Sovaldi hat nicht nur einen stolzen Preis: um erfolgreich zu sein, muss es mit anderen Wirkstoffen kombiniert werden. Dadurch erhöhen sich die Kosten pro Therapie beträchtlich - bis auf 100.000 Euro. Die Zahl der Verordnungen für das neue Hepatitis-C-Medikament sind massiv gestiegen: auf monatlich fast 4000 Rezepte. Allerdings hilft es nicht jedem Hepatitis-C-Erkrankten. Laut einer Untersuchung des Instituts für Qualität und Wirtschaftlichkeit im Gesundheitswesen (IQWIG) nütze es nur Patienten, deren Virus vom Genotyp 2 sei. Insgesamt sechs Genotypen des Virus sind bekannt. Bevor also ein Medikament verschrieben wird, muss herausgefunden werden, welcher Virustyp die Leberentzündung verursacht hat.
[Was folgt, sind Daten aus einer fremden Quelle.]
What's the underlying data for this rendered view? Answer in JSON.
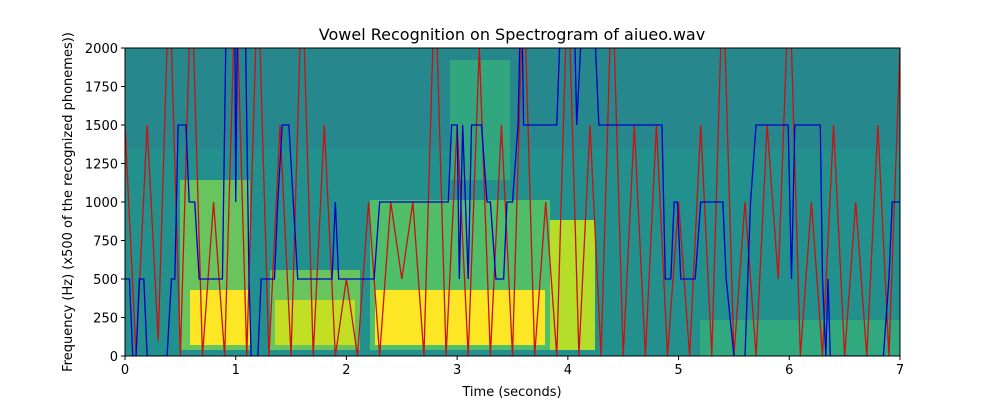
{
  "chart_data": {
    "type": "line",
    "title": "Vowel Recognition on Spectrogram of aiueo.wav",
    "xlabel": "Time (seconds)",
    "ylabel": "Frequency (Hz) (x500 of the recognized phonemes))",
    "xlim": [
      0,
      7
    ],
    "ylim": [
      0,
      2000
    ],
    "xticks": [
      0,
      1,
      2,
      3,
      4,
      5,
      6,
      7
    ],
    "yticks": [
      0,
      250,
      500,
      750,
      1000,
      1250,
      1500,
      1750,
      2000
    ],
    "series": [
      {
        "color": "#cc1111",
        "x": [
          0,
          0.1,
          0.2,
          0.3,
          0.4,
          0.5,
          0.6,
          0.7,
          0.8,
          0.9,
          1.0,
          1.1,
          1.2,
          1.3,
          1.4,
          1.5,
          1.6,
          1.7,
          1.8,
          1.9,
          2.0,
          2.1,
          2.2,
          2.3,
          2.4,
          2.5,
          2.6,
          2.7,
          2.8,
          2.9,
          3.0,
          3.1,
          3.2,
          3.3,
          3.4,
          3.5,
          3.6,
          3.7,
          3.8,
          3.9,
          4.0,
          4.1,
          4.2,
          4.3,
          4.4,
          4.5,
          4.6,
          4.7,
          4.8,
          4.9,
          5.0,
          5.1,
          5.2,
          5.3,
          5.4,
          5.5,
          5.6,
          5.7,
          5.8,
          5.9,
          6.0,
          6.1,
          6.2,
          6.3,
          6.4,
          6.5,
          6.6,
          6.7,
          6.8,
          6.9,
          7.0
        ],
        "values": [
          1500,
          0,
          1500,
          100,
          2500,
          0,
          2500,
          0,
          1000,
          0,
          2500,
          0,
          2500,
          0,
          1500,
          0,
          2500,
          0,
          1500,
          0,
          500,
          0,
          1000,
          0,
          1000,
          500,
          1000,
          0,
          2500,
          0,
          1500,
          0,
          2000,
          0,
          1500,
          0,
          2500,
          0,
          1000,
          0,
          2500,
          0,
          1500,
          0,
          2500,
          0,
          1500,
          0,
          1500,
          0,
          1000,
          0,
          1500,
          0,
          2500,
          0,
          1000,
          0,
          1500,
          500,
          2500,
          0,
          1000,
          0,
          1500,
          0,
          1000,
          0,
          1500,
          0,
          2000
        ]
      },
      {
        "color": "#0000cc",
        "x": [
          0,
          0.04,
          0.07,
          0.1,
          0.13,
          0.17,
          0.2,
          0.38,
          0.42,
          0.45,
          0.48,
          0.55,
          0.58,
          0.63,
          0.67,
          0.88,
          0.92,
          0.99,
          1.0,
          1.02,
          1.08,
          1.12,
          1.14,
          1.2,
          1.23,
          1.35,
          1.38,
          1.42,
          1.48,
          1.52,
          1.56,
          1.87,
          1.9,
          1.93,
          2.25,
          2.3,
          2.92,
          2.95,
          3.0,
          3.02,
          3.05,
          3.1,
          3.13,
          3.22,
          3.27,
          3.3,
          3.35,
          3.42,
          3.45,
          3.5,
          3.55,
          3.58,
          3.6,
          3.9,
          3.95,
          4.05,
          4.08,
          4.15,
          4.22,
          4.28,
          4.85,
          4.88,
          4.93,
          4.96,
          4.99,
          5.02,
          5.15,
          5.2,
          5.4,
          5.43,
          5.5,
          5.6,
          5.65,
          5.7,
          5.99,
          6.02,
          6.05,
          6.28,
          6.3,
          6.33,
          6.35,
          6.37,
          6.85,
          6.9,
          6.93,
          7.0
        ],
        "values": [
          500,
          500,
          0,
          0,
          500,
          500,
          0,
          0,
          500,
          500,
          1500,
          1500,
          1000,
          1000,
          500,
          500,
          2500,
          2500,
          1000,
          2500,
          2500,
          500,
          0,
          0,
          500,
          500,
          1000,
          1500,
          1500,
          1000,
          500,
          500,
          1000,
          500,
          500,
          1000,
          1000,
          1500,
          1500,
          500,
          1500,
          500,
          1500,
          1500,
          1000,
          1000,
          500,
          500,
          1000,
          1000,
          1500,
          2500,
          1500,
          1500,
          2500,
          2500,
          1500,
          2500,
          2500,
          1500,
          1500,
          500,
          500,
          1000,
          1000,
          500,
          500,
          1000,
          1000,
          500,
          0,
          0,
          1000,
          1500,
          1500,
          500,
          1500,
          1500,
          500,
          0,
          500,
          0,
          0,
          500,
          1000,
          1000
        ]
      }
    ]
  }
}
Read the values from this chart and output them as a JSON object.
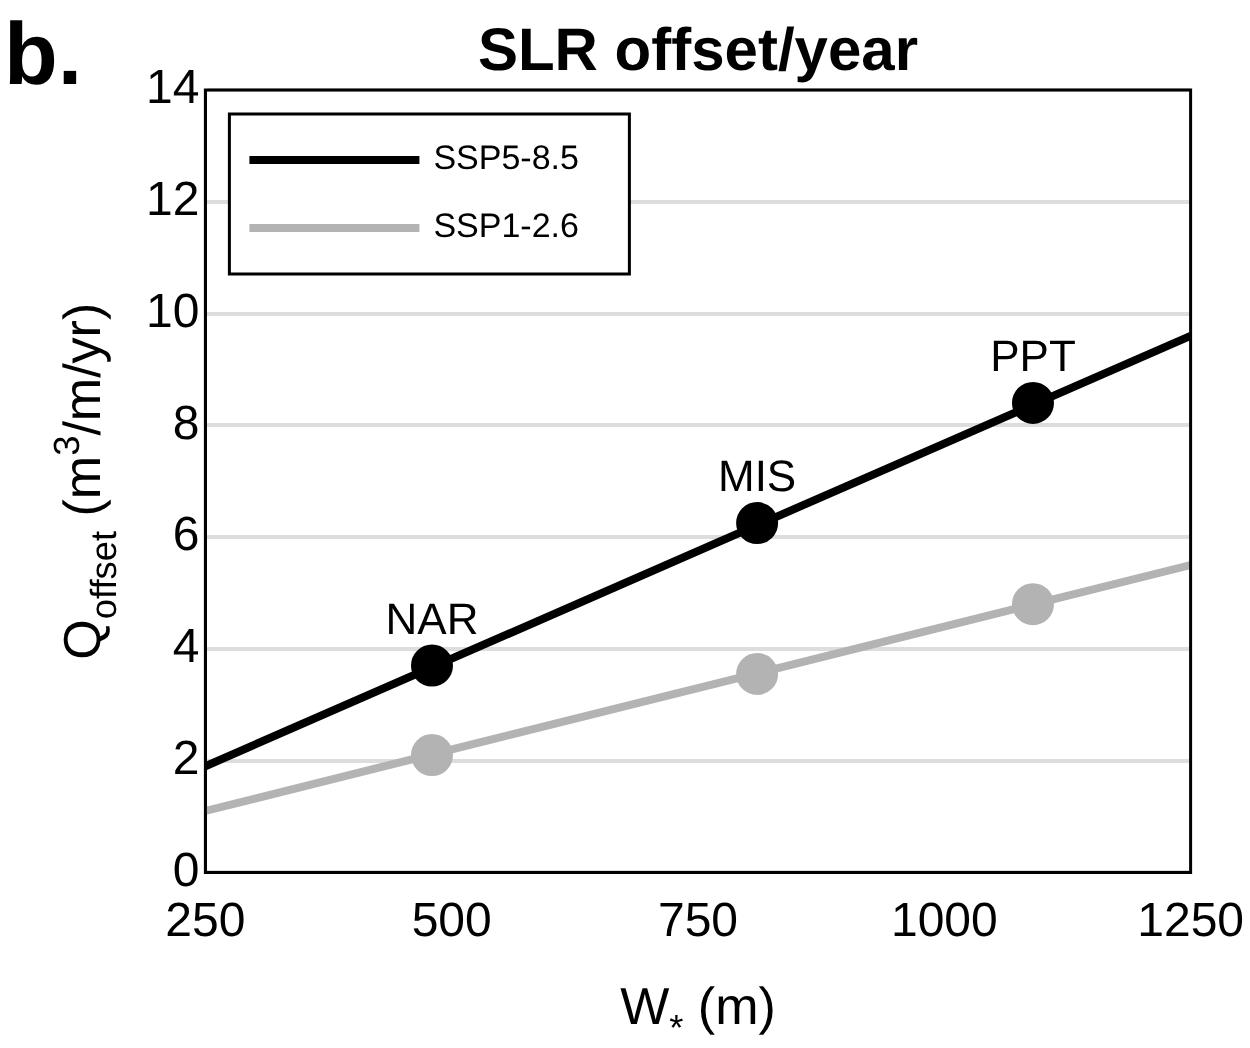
{
  "chart_data": {
    "type": "line",
    "title": "SLR offset/year",
    "xlabel": "W$_{*}$ (m)",
    "ylabel": "Q$_{offset}$ (m$^{3}$/m/yr)",
    "xlim": [
      250,
      1250
    ],
    "xticks": [
      250,
      500,
      750,
      1000,
      1250
    ],
    "ylim": [
      0,
      14
    ],
    "yticks": [
      0,
      2,
      4,
      6,
      8,
      10,
      12,
      14
    ],
    "grid": "y",
    "legend": "top left",
    "series": [
      {
        "name": "SSP5-8.5",
        "color": "#000000",
        "x": [
          250,
          1250
        ],
        "values": [
          1.9,
          9.6
        ],
        "marker": "none"
      },
      {
        "name": "SSP1-2.6",
        "color": "#b3b3b3",
        "x": [
          250,
          1250
        ],
        "values": [
          1.1,
          5.5
        ],
        "marker": "none"
      },
      {
        "type": "scatter",
        "color": "#000000",
        "x": [
          480,
          810,
          1090
        ],
        "values": [
          3.7,
          6.25,
          8.4
        ],
        "marker": "circle"
      },
      {
        "type": "scatter",
        "color": "#b3b3b3",
        "x": [
          480,
          810,
          1090
        ],
        "values": [
          2.1,
          3.55,
          4.8
        ],
        "marker": "circle"
      }
    ],
    "annotations": [
      "b.",
      {
        "text": "NAR",
        "x": 480,
        "y": 3.7
      },
      {
        "text": "MIS",
        "x": 810,
        "y": 6.25
      },
      {
        "text": "PPT",
        "x": 1090,
        "y": 8.4
      }
    ]
  }
}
Gesetzliche Regelungen sollen Preise bremsen
Nach Ansicht der Krankenkasse AOK ist bei "Phantasiepreisen" wie bei Sovaldi und den bereits zu ähnlichen Preisen auf dem Markt erschienenen Konkurrenzmedikamenten die Politik gefragt. Im deutschen Bundesgesundheitsministerium hieß es im Januar 2015, der Fall Sovaldi sei in dieser Form bislang ein Einzelfall. Das Ministerium "wird die Ausgabenentwicklung dieses und anderer Arzneimittel gerade im ersten Jahr weiterhin aufmerksam beobachten". Danach werde entschieden, wie zu reagieren sei. Eine solche Ausgabenentwicklung sollte keinesfalls Schule machen.

Die Pharma-Branche erwirtschaftete 2013 mehr als 42,3 Milliarden Euro Umsatz, zwei Drittel davon im Ausland. Sie beschäftigte in Deutschland über 110 000 Mitarbeiter. Jeder siebte Euro des Pharma-Umsatzes fließt in Forschung und Entwicklung - so viel wie in keiner anderen Branche.